A CardTrak.com survey in April 2007 of more than 55,000 consumers found that the median amount of credit card debt carried by American households is about $6,600 while the average credit card debt load is $9,659 per household. Of cardholders carrying debt, over 64% had balances under $10,000. However, an astonishing 13% of the same group said they carry total credit card balances in excess of $25,000. The online poll also found that 61% carryover debt each month on their credit cards, while 31% said they pay-off balances monthly and 7% stated they have no credit cards. Of the nation's 111 million households, about 7% have no credit cards and 21% do not have a general purpose or major credit card. Discounting those who have no credit cards and those who only have a low balance store or gas credit card, there are 88 million households using credit cards today.
“When people make decisions about spending they often operate out of emotion instead of thinking through the decision,” said Mrs. Brown. “I know people who purchase items based on what their next paycheck will be versus what they have in the bank. In this economy nothing can be taken for granted. I encourage families to take a hard look at their spending, to set priorities and a budget and to live within their means. With energy and food costs going up this can truly be challenging.”
Mrs. Brown gives the following ideas to help families stretch their dollars as far as possible:
Establish a family budget. Use this as an opportunity to teach your children about the cost of living. Involve them in the process so they understand what it costs for electricity, water, cable, eating out, clothing, insurance, etc. Ask them to contribute ideas for ways family members can help conserve like turning off lights when you leave a room, carpooling or riding the bus.
Take your lunch. Instead of buying lunch at school and work, take your lunch. The Brown’s figured they could save at least $50 a week ($2,600 a year) by not eating out.
Be intentional about running errands. Think about all of the places you need to go and whether or not you will be in the area for some other reason during the week.
Examine your cable options. You may be able to significantly reduce your fee by agreeing to fewer channels.
Buy your specialty coffee at the grocery store. Instead of spending $3.50 on a cup of coffee every morning you can purchase specialty coffee from the grocery store and brew it yourself for about 17 cents a cup.

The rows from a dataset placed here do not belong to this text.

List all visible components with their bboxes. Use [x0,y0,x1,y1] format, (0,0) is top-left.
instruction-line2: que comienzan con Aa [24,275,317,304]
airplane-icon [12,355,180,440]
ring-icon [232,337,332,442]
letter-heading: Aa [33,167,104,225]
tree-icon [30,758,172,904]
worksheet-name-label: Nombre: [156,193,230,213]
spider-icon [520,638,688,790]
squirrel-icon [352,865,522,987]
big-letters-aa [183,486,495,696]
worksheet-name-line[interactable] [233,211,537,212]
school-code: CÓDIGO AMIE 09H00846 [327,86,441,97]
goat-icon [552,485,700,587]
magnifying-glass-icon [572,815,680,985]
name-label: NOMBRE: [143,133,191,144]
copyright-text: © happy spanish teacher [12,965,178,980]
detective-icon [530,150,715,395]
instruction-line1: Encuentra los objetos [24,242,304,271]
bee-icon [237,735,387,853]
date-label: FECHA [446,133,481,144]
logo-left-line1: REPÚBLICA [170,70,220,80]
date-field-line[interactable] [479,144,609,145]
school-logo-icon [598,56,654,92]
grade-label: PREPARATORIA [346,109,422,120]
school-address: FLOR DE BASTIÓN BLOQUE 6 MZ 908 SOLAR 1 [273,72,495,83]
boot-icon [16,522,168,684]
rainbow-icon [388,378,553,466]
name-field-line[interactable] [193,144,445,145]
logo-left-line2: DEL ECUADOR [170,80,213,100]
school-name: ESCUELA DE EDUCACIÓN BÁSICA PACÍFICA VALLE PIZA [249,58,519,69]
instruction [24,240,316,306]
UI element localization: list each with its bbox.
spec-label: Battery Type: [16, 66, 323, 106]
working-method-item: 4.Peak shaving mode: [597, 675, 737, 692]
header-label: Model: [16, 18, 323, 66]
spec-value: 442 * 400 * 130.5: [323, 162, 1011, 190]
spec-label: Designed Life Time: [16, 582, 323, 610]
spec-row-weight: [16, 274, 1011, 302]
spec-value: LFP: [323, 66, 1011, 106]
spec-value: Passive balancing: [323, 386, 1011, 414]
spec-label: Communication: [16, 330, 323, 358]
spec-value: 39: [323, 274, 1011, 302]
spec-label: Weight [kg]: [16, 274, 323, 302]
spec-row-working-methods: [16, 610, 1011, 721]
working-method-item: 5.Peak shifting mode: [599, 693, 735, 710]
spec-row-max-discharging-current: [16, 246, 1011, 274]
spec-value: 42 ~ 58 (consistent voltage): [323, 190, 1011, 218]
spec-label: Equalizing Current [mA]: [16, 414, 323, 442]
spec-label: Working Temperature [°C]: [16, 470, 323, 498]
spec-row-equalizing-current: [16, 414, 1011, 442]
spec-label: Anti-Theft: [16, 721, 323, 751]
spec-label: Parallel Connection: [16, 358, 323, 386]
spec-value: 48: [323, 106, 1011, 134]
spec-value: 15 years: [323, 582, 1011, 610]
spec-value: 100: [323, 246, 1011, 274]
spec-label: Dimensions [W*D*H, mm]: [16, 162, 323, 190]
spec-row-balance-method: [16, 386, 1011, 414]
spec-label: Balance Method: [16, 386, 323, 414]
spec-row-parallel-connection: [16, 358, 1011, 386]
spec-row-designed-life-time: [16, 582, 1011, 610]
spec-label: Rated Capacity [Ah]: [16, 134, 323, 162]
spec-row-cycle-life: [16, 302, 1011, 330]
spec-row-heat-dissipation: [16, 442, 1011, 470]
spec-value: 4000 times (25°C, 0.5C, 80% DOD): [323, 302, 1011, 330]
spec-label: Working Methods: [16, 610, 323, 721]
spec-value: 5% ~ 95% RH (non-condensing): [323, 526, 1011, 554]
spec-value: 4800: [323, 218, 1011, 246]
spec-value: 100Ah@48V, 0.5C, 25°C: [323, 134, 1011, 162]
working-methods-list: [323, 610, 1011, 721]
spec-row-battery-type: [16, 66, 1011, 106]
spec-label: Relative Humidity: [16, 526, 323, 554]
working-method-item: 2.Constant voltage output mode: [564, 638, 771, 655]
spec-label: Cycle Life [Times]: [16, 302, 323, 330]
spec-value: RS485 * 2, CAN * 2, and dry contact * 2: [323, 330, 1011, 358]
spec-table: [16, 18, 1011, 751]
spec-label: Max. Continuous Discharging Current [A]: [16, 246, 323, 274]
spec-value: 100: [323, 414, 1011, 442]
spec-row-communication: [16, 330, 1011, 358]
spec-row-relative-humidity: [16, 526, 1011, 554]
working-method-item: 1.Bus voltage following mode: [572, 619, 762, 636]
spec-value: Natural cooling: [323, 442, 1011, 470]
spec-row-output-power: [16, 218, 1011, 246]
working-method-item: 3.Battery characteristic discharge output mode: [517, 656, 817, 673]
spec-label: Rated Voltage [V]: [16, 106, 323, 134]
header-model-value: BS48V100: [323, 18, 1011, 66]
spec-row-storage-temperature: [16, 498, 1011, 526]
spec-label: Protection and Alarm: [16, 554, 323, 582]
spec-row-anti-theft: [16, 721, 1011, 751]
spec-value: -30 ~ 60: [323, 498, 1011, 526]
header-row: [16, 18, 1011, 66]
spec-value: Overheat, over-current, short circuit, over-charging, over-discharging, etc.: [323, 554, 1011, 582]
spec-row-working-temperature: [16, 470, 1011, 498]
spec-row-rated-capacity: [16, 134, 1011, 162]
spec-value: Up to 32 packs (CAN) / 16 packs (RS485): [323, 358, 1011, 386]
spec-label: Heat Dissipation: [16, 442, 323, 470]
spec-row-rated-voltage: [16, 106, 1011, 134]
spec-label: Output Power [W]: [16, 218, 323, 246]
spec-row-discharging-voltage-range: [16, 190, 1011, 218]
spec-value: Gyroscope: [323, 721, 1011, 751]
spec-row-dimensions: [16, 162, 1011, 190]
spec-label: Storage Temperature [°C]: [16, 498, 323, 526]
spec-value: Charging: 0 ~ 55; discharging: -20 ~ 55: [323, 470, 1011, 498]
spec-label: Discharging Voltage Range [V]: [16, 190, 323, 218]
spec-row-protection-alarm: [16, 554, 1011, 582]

Go through the drive through to cash a check. If your bank charges you $1 for each ATM transaction and you withdraw money three times during the week that is more than $150 a year.
Don’t buy on impulse. Many times we see things we think we need, but the truth is we can live without it.
“So many people think of budgeting as a negative,” said Mrs. Brown. “I think this is a great opportunity for parents to challenge their kids to see how far they can help make the family income go each month. Most young people have no idea how much it costs to fill up the gas tank or buy groceries much less heat or cool a home.”